Known in the 1930s as the Jewish Market, Kensington today is an awesome display of the city's multi-ethnicity. Here you will find shops packed with products from Europe, Middle East, South America, the Caribbean, Africa and Asia and you will hear dozens of languages spoken. A visit to this neighborhood is like taking a trip around the world! With more than 100 shops in all selling everything from second-hand clothing to fresh produce, from exotic pastries to art objects and furniture, you won't go away empty-handed.
Eaton Centre is a must visit place in Toronto. Even if you have no desire to shop, make sure to at least look around this six million square foot glass-roofed arcade. Located between Dundas and Queen on Yonge Street, it is as exquisite as it is vast. With five levels, over 320 stores and restaurants, you will need more than a day to make your way through this shopping wonderland. The center is conveniently sandwiched between two subway stations and is steps away from many of Toronto's hottest attractions.
Dr. Flea's Flea Market is touted to be the largest of its kind in the city. This weekend market was established in 1987 and features an indoor and outdoor shopping area. From collectibles to cosmetics, home products to clothing, comic books to records and food stalls to farmer's market, there is plenty to shop about. You will also find nail salons, hairdressers, bakeries, poultry and delis. With more than 400 vendors, you will get some great bargain deals here.

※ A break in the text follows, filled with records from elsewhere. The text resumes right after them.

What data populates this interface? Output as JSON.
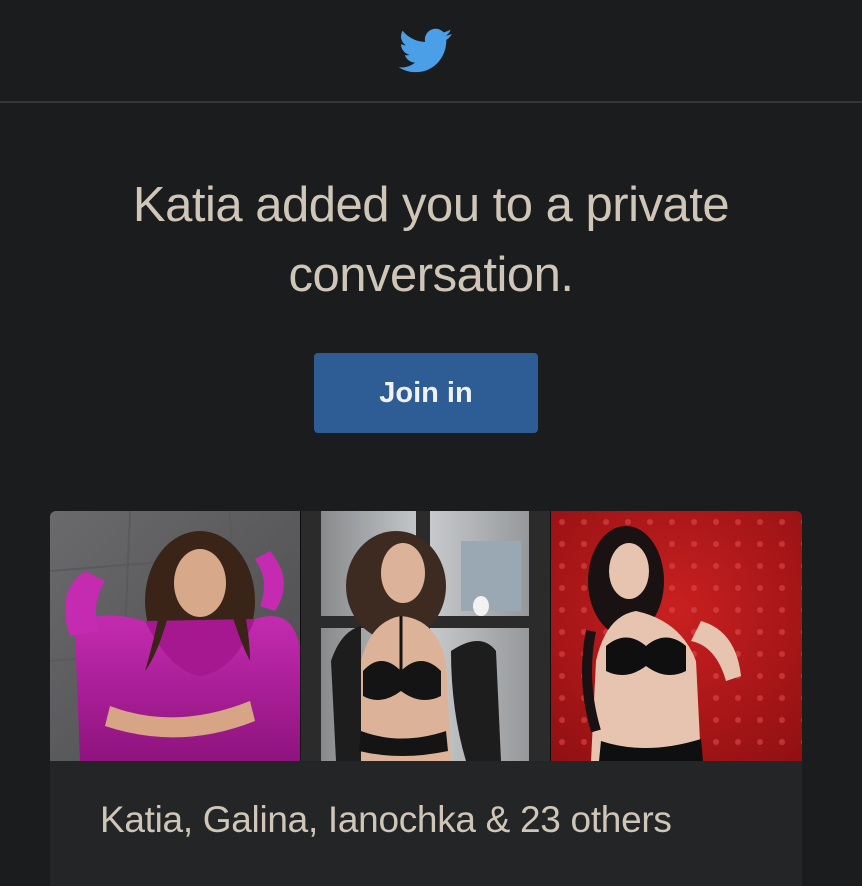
{
  "header": {
    "logo_icon": "twitter-bird-icon",
    "logo_color": "#4a9fe6"
  },
  "main": {
    "headline": "Katia added you to a private conversation.",
    "join_button_label": "Join in",
    "join_button_color": "#2e5d96"
  },
  "conversation_card": {
    "photos": [
      {
        "icon": "profile-photo-1",
        "dominant_color": "#b0209a"
      },
      {
        "icon": "profile-photo-2",
        "dominant_color": "#3a3b3c"
      },
      {
        "icon": "profile-photo-3",
        "dominant_color": "#b51a1a"
      }
    ],
    "participants": "Katia, Galina, Ianochka & 23 others"
  }
}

Just one street over from this trendy strip is the Ontario College of Art and Design, Queen Street West is one of the top shopping streets in the city. When young artists graduated and were desperate for cash, they would bring their treasures here to sell. Soon small shops stuffed with unique items began popping up on Queen Street West. Today, you can still find unusual gifts from cool clothing to antique comics either in the stores or from one of the many friendly street vendors. It's also a hot spot for restaurants and bars such as the Epicure Cafe, the Rivoli and the Queen Mother Cafe.
The search for good, fresh fruits and vegetable ends here at St. Lawrence Market North building. The two-century-old market is especially known for its farmers market and it also houses an antique market where you can pick someone of the best artifacts for your friends and family while visiting the city. In the festive season the market sells some of the best Christmas decorations from mid-November to December.

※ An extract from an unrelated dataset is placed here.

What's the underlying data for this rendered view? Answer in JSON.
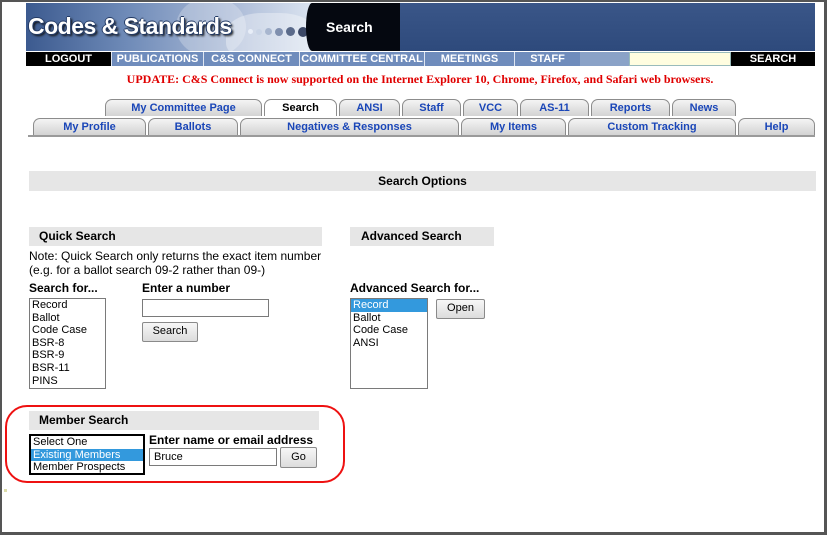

Cumberland Terrace is a small 70s mall located in the trendy Yorkville neighborhood of the city. Now overtaken by big shopping complexes with even bigger brands all around, this place is good for a quick stroll to find something you may like, or to have a quick meal in their food court. One can find a Tibetan store selling knick knacks here, as well as a toy store, shoe stores, as well as a Swarovski outlet.
The Holt Renfrew specialty store carries exclusive designer fashions comparable to Saks Fifth Avenue and Macy's in the United States. The chain began early as a hat shop in Quebec City, Canada. You can browse through the private Holt Renfrew collection to find stuff that will still set you apart.

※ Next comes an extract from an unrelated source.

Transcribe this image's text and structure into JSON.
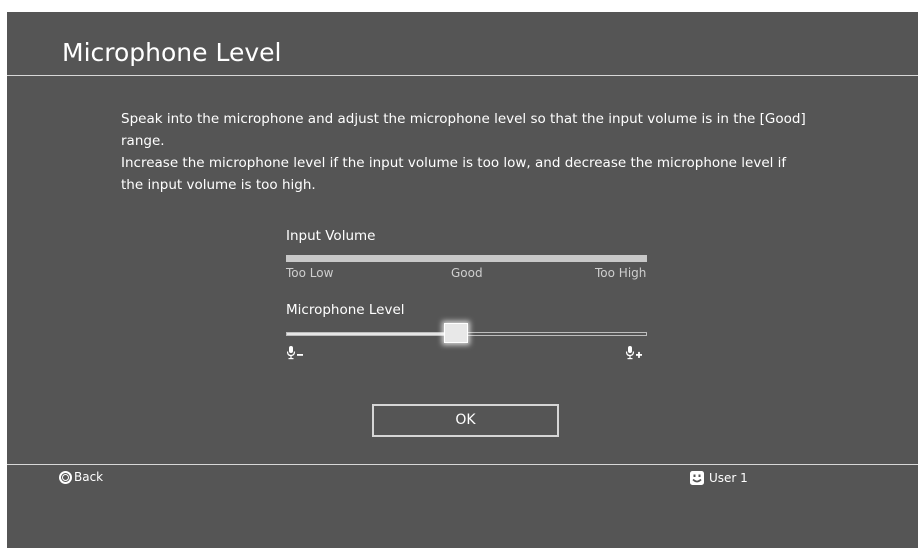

Chic shops and posh restaurants like Sassafraz and Yamato Japanese Restaurant, and the perpetually crowded sidewalk cafes make Bloor-Yorkville a quaint spot for those with expensive tastes. During the evening, wrought-iron lampposts light your way as you dip into art galleries, cocktail lounges and tiny boutiques selling haute couture. The area is frequented by celebrities, so you never know whom you will bump into next.
Part of the famous LCBO chain, this outlet in Toronto offers an internationally diverse range of spirits, beers and alcohol. So much of variety can be overwhelming especially for a novice but don't worry, the very knowledgeable sales staff are at hand and will help you make an informed decision. Also stop by for the wine tasting sessions which are held regularly. Gift certificates are available should you want to present a fine wine to your boss, lover or friend.
This "modern-living center" offers an arcade of shops and restaurants open to all and an apartment complex above for people to live in the downtown area at the corner of Bloor and Bay. With bookstores, wine shops and a variety of stores geared for urban living, the shopping concourse has something for everyone. Also worth enjoying is the Panorama Lounge and Restaurant, on the 51st floor with a view of the city that is second to none.